Many characters over the years have stood in for Schulz in this regard, but all of them have in some way "deserved" it or have lashed back in a negative way. Charlie Brown really is bad at baseball and kite flying. And Lucy and Sally react to things they don't like with obnoxiousness. In the baby Rerun, however, Schulz finally found a voice in a character who refuses to accept the indignities of the world and stands up to them with noble conviction and his own indignant, but not rude, steadfastness. He won't accept not having a dog and believes Snoopy should play with him. He doesn't feel he has to limit his expression in art class (he fancies himself an underground cartoonist) despite what the teacher's say. He doesn't accept the basic facts of the world, and like Schulz, even when it's not so bad, he has no problem seeing a big picture where he's a victim. And his innocence is constantly punished with trips to the office.

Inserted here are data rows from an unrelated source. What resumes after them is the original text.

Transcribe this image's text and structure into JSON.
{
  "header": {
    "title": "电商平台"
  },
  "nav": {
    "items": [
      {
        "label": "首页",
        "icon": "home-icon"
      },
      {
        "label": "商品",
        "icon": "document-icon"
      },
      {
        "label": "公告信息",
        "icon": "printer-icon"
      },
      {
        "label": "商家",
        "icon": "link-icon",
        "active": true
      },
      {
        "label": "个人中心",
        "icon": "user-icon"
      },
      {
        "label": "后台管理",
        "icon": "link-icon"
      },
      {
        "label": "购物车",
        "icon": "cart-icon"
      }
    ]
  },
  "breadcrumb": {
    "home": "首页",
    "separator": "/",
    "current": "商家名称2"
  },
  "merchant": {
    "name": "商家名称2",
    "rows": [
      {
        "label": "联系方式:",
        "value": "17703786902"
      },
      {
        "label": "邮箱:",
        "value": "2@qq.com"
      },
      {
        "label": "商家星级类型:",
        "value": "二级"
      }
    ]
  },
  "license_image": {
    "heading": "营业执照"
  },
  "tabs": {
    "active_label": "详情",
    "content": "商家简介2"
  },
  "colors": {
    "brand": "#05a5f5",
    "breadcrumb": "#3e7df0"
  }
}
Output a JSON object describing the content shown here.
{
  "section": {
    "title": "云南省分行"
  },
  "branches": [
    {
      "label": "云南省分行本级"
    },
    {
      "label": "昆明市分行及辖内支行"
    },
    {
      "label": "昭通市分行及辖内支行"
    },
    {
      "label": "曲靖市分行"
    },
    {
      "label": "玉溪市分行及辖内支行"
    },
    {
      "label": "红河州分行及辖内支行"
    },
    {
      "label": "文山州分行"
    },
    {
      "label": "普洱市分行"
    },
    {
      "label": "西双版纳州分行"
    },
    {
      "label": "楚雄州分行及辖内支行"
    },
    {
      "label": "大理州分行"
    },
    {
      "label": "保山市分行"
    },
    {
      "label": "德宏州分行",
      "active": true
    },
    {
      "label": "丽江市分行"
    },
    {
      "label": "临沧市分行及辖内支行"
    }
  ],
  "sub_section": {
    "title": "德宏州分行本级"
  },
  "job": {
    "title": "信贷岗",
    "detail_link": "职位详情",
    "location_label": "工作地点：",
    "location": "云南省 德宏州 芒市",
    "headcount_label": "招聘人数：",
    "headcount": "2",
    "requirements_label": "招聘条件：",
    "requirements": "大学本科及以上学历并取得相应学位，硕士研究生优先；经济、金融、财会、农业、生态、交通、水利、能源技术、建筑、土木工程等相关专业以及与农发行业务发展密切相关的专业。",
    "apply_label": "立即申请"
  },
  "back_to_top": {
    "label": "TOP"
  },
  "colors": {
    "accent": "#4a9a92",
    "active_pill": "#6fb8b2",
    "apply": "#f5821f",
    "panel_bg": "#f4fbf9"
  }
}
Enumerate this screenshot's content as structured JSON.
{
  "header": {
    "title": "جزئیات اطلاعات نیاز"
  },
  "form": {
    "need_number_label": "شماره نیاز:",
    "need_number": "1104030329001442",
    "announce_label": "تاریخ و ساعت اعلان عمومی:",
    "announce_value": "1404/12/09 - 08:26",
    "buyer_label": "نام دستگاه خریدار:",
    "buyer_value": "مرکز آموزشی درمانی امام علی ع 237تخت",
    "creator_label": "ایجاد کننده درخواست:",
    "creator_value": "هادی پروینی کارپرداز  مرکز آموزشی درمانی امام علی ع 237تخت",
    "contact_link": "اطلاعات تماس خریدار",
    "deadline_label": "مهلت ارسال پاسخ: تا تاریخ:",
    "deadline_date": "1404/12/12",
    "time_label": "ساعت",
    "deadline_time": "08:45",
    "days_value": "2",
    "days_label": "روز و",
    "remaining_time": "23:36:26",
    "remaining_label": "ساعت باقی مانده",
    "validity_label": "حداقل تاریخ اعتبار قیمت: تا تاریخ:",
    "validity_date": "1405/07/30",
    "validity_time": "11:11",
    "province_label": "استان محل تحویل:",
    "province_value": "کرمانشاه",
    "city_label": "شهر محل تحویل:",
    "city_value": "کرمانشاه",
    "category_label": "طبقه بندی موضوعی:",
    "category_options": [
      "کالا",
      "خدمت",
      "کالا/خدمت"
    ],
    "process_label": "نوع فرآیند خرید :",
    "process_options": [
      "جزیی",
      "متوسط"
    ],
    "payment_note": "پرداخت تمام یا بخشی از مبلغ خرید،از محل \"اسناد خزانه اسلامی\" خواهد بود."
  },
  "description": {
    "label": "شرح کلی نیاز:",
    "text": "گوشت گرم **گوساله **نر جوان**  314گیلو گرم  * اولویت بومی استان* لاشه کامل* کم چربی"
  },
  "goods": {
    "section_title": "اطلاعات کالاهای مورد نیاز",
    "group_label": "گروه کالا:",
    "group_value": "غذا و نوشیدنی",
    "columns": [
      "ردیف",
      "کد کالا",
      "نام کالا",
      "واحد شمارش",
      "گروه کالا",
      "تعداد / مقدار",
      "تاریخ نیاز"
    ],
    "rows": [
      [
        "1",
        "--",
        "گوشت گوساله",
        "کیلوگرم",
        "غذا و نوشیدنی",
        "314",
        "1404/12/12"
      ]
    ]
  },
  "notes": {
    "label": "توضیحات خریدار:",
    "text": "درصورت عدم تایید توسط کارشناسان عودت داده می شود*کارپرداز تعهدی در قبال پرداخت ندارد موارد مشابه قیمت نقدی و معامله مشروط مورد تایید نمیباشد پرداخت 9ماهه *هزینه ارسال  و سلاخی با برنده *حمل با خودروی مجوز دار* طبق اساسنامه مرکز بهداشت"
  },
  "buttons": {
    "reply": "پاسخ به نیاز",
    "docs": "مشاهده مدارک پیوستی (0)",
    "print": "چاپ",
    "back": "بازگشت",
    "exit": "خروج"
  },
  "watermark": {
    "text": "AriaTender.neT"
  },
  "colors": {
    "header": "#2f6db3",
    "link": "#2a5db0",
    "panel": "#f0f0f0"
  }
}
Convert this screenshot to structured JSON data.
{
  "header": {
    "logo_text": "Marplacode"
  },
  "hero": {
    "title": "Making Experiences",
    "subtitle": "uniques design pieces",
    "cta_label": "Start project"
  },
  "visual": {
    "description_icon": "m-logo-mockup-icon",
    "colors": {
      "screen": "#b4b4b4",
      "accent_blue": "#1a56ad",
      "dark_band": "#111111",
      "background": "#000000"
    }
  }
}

While this character was suffering these problems, the long suffering Charlie Brown was getting a reprieve. Over the last few years Charlie Brown has hit a homerun in the 9th to win a game, he's had luck with not one but two girls (one resulting a romantic moonlight kiss, one in ballroom dancing) and pretty much he's done well in everything except the dreaded football kick.

So that brings us to what would be the last year of the annual pull-the-football-away Sunday comic. And here converges the two characters Schulz had invested so much into in the 90s, what many considered a new renaissance of the strip. Read the accompanying comic and make up your own mind. Schulz had many insecurities, he constantly denied that comics was "Art," and it's not surprising he could never truly throw something in the face of the millions of people who wanted the comic to never change. Thus, this I feel, is as explicit as he could be in letting good ol' Charlie Brown get the glory. "You'll never know..." rerun says.. Oh, I know. He kicked the @#$*& out of the mother*&^%$#!